There were two in Stirling City Centre area, and one in Bridge of Allan. I ultimately chose Bridge of Allan, after looking at prices, location, ease of commute to university, and weighing the prices of commuting. For example, I could walk from Bridge of Allan to campus, but commuting in from Stirling would likely require a bus.
These are all important things to factor into your decision of choosing accommodation from the university. If you’re planning on getting accommodation that isn’t offered by the university, then you’ll also have to do research on the different areas for living within your university’s city, ease of commuting to campus, rent prices, etc.
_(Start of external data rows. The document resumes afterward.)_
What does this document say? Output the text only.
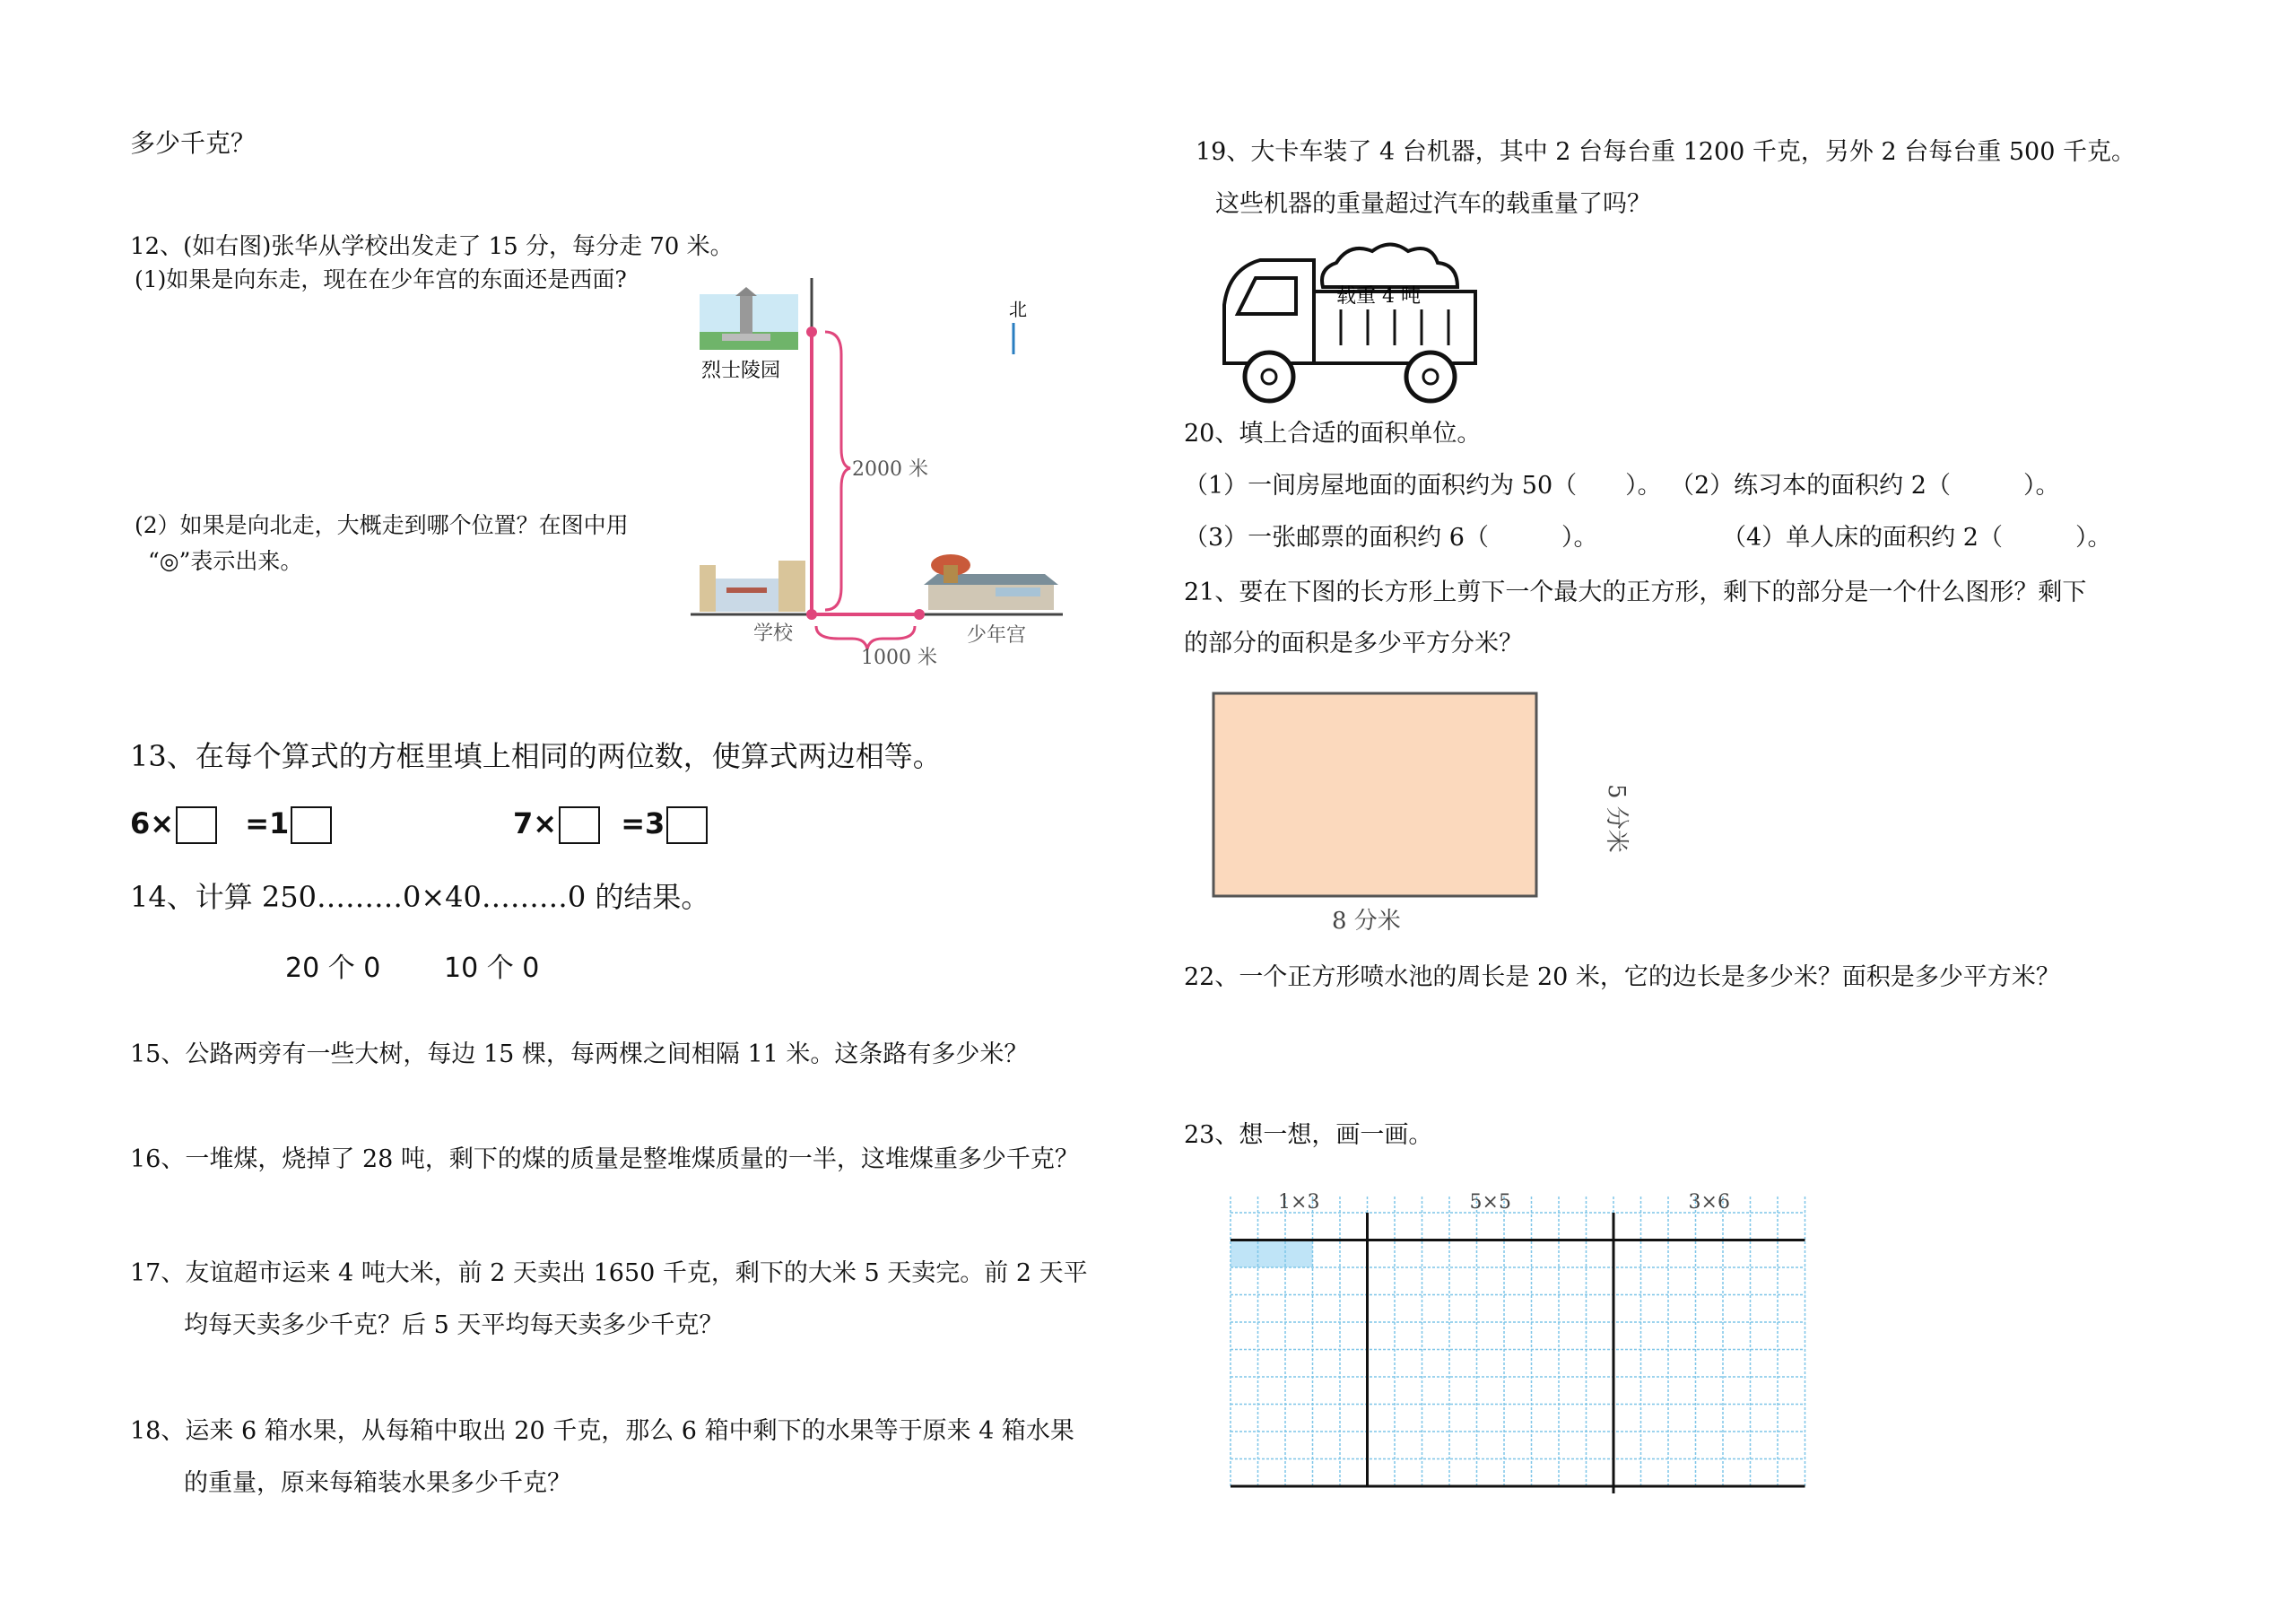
多少千克？
12、(如右图)张华从学校出发走了 15 分，每分走 70 米。
(1)如果是向东走，现在在少年宫的东面还是西面?
(2）如果是向北走，大概走到哪个位置？在图中用
“◎”表示出来。
北
烈士陵园
2000 米
1000 米
学校	少年宫
13、在每个算式的方框里填上相同的两位数，使算式两边相等。
6× =1	7× =3
14、计算 250………0×40………0 的结果。
20 个 0 10 个 0
15、公路两旁有一些大树，每边 15 棵，每两棵之间相隔 11 米。这条路有多少米？
16、一堆煤，烧掉了 28 吨，剩下的煤的质量是整堆煤质量的一半，这堆煤重多少千克？
17、友谊超市运来 4 吨大米，前 2 天卖出 1650 千克，剩下的大米 5 天卖完。前 2 天平
均每天卖多少千克？后 5 天平均每天卖多少千克？
18、运来 6 箱水果，从每箱中取出 20 千克，那么 6 箱中剩下的水果等于原来 4 箱水果
的重量，原来每箱装水果多少千克？
19、大卡车装了 4 台机器，其中 2 台每台重 1200 千克，另外 2 台每台重 500 千克。
这些机器的重量超过汽车的载重量了吗？
载重 4 吨
20、填上合适的面积单位。
（1）一间房屋地面的面积约为 50（　　）。 （2）练习本的面积约 2（　　　）。
（3）一张邮票的面积约 6（　　　）。	（4）单人床的面积约 2（　　　）。
21、要在下图的长方形上剪下一个最大的正方形，剩下的部分是一个什么图形？剩下
的部分的面积是多少平方分米？
8 分米
5 分米
22、一个正方形喷水池的周长是 20 米，它的边长是多少米？面积是多少平方米？
23、想一想，画一画。
1×3	5×5	3×6
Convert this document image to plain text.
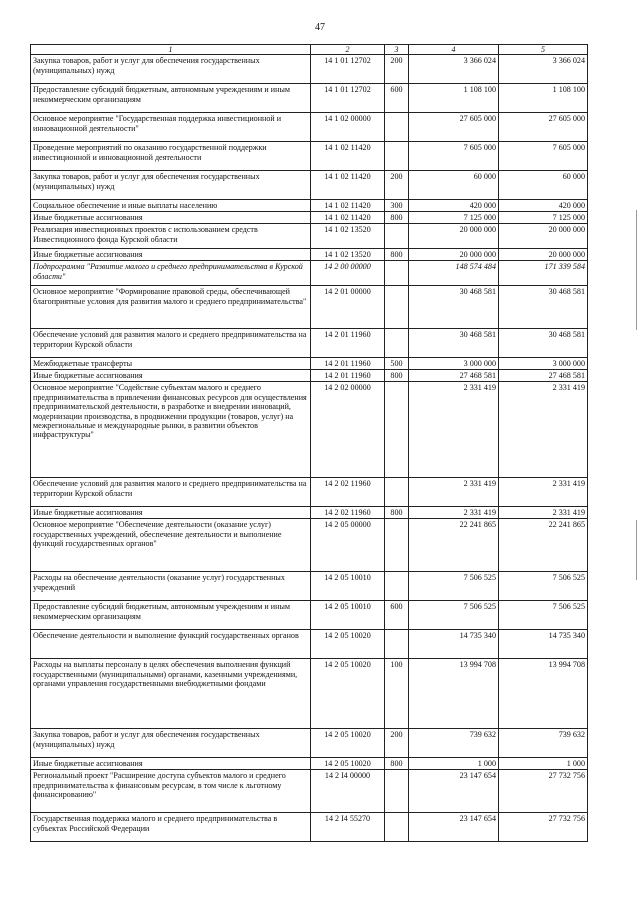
47
1	2	3	4	5
Закупка товаров, работ и услуг для обеспечения государственных (муниципальных) нужд	14 1 01 12702	200	3 366 024	3 366 024
Предоставление субсидий бюджетным, автономным учреждениям и иным некоммерческим организациям	14 1 01 12702	600	1 108 100	1 108 100
Основное мероприятие "Государственная поддержка инвестиционной и инновационной деятельности"	14 1 02 00000		27 605 000	27 605 000
Проведение мероприятий по оказанию государственной поддержки инвестиционной и инновационной деятельности	14 1 02 11420		7 605 000	7 605 000
Закупка товаров, работ и услуг для обеспечения государственных (муниципальных) нужд	14 1 02 11420	200	60 000	60 000
Социальное обеспечение и иные выплаты населению	14 1 02 11420	300	420 000	420 000
Иные бюджетные ассигнования	14 1 02 11420	800	7 125 000	7 125 000
Реализация инвестиционных проектов с использованием средств Инвестиционного фонда Курской области	14 1 02 13520		20 000 000	20 000 000
Иные бюджетные ассигнования	14 1 02 13520	800	20 000 000	20 000 000
Подпрограмма "Развитие малого и среднего предпринимательства в Курской области"	14 2 00 00000		148 574 484	171 339 584
Основное мероприятие "Формирование правовой среды, обеспечивающей благоприятные условия для развития малого и среднего предпринимательства"	14 2 01 00000		30 468 581	30 468 581
Обеспечение условий для развития малого и среднего предпринимательства на территории Курской области	14 2 01 11960		30 468 581	30 468 581
Межбюджетные трансферты	14 2 01 11960	500	3 000 000	3 000 000
Иные бюджетные ассигнования	14 2 01 11960	800	27 468 581	27 468 581
Основное мероприятие "Содействие субъектам малого и среднего предпринимательства в привлечении финансовых ресурсов для осуществления предпринимательской деятельности, в разработке и внедрении инноваций, модернизации производства, в продвижении продукции (товаров, услуг) на межрегиональные и международные рынки, в развитии объектов инфраструктуры"	14 2 02 00000		2 331 419	2 331 419
Обеспечение условий для развития малого и среднего предпринимательства на территории Курской области	14 2 02 11960		2 331 419	2 331 419
Иные бюджетные ассигнования	14 2 02 11960	800	2 331 419	2 331 419
Основное мероприятие "Обеспечение деятельности (оказание услуг) государственных учреждений, обеспечение деятельности и выполнение функций государственных органов"	14 2 05 00000		22 241 865	22 241 865
Расходы на обеспечение деятельности (оказание услуг) государственных учреждений	14 2 05 10010		7 506 525	7 506 525
Предоставление субсидий бюджетным, автономным учреждениям и иным некоммерческим организациям	14 2 05 10010	600	7 506 525	7 506 525
Обеспечение деятельности и выполнение функций государственных органов	14 2 05 10020		14 735 340	14 735 340
Расходы на выплаты персоналу в целях обеспечения выполнения функций государственными (муниципальными) органами, казенными учреждениями, органами управления государственными внебюджетными фондами	14 2 05 10020	100	13 994 708	13 994 708
Закупка товаров, работ и услуг для обеспечения государственных (муниципальных) нужд	14 2 05 10020	200	739 632	739 632
Иные бюджетные ассигнования	14 2 05 10020	800	1 000	1 000
Региональный проект "Расширение доступа субъектов малого и среднего предпринимательства к финансовым ресурсам, в том числе к льготному финансированию"	14 2 I4 00000		23 147 654	27 732 756
Государственная поддержка малого и среднего предпринимательства в субъектах Российской Федерации	14 2 I4 55270		23 147 654	27 732 756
This one I think will require a more in-depth entry because it can be a daunting process. I remember being a bit confused about it at the time, and because I was such a perfectionist, I wanted to feel more confident in what I was doing.
But the visa is very important because it states that you able to stay in a country for more than the six months that a traveler would normally be permitted to under just their passport, and it states that the university is sponsoring your stay. So the visa application is equally important.
At some point after receiving your acceptance, and you confirm with the university that you’ll be attending, you’ll receive what is called a CAS Form.
This CAS Form is VERY important. You need this for your visa application, which you need in order to be able to move abroad, but you’ll also need to present the CAS Form at Customs when you arrive abroad to start school (seriously, make sure you have that with you in your carry-on when you arrive in Scotland or wherever you end up studying).
But, again, this is a process that requires lots of documentation, appointments to get pictures and fingerprints taken—and then all that documentation and paperwork need to be sent to the British Embassy closest to you, along with your passport, so that you can get the visa on your passport.
Further, this all has to be done within a month before you leave. You can’t start the visa application several months before you leave. Take time to ensure you have access to the documentation you’ll need for this—for example, if you need a copy of your birth certificate for the visa application, go get the copy you need. Basically, be prepared, so you can make the visa application as smooth a process as you can, because it’s very easy to get to that month before you leave and feel overwhelmed by the concerns about visas, and honestly, you want to do whatever you can to avoid stress and anxiety when you’re getting ready to leave for university.
Final things you’ll want to think about are the things you’ll have to get excited about. Things like figuring out what types of clothes you want to bring with you; booking your one-way flight; figuring out if you’re going to need transportation from the airport to your accommodation (see if your university offers something for that); and thinking about what things you might want to do and see when you’re able to take a wee break from your studies.
Because first and foremost you are there for studies. A university sponsoring a visa is them stating that they will be your full-time employer for the time you’re out there, so treat earning a degree as though it is a full-time job.
But, like a full-time job, you do get breaks. You get weekends, you need time off, otherwise you’ll burn-out. So, dedicate yourself to the hard work of earning a new degree, but also make time to enjoy being in a new country because that too is offering you great experience.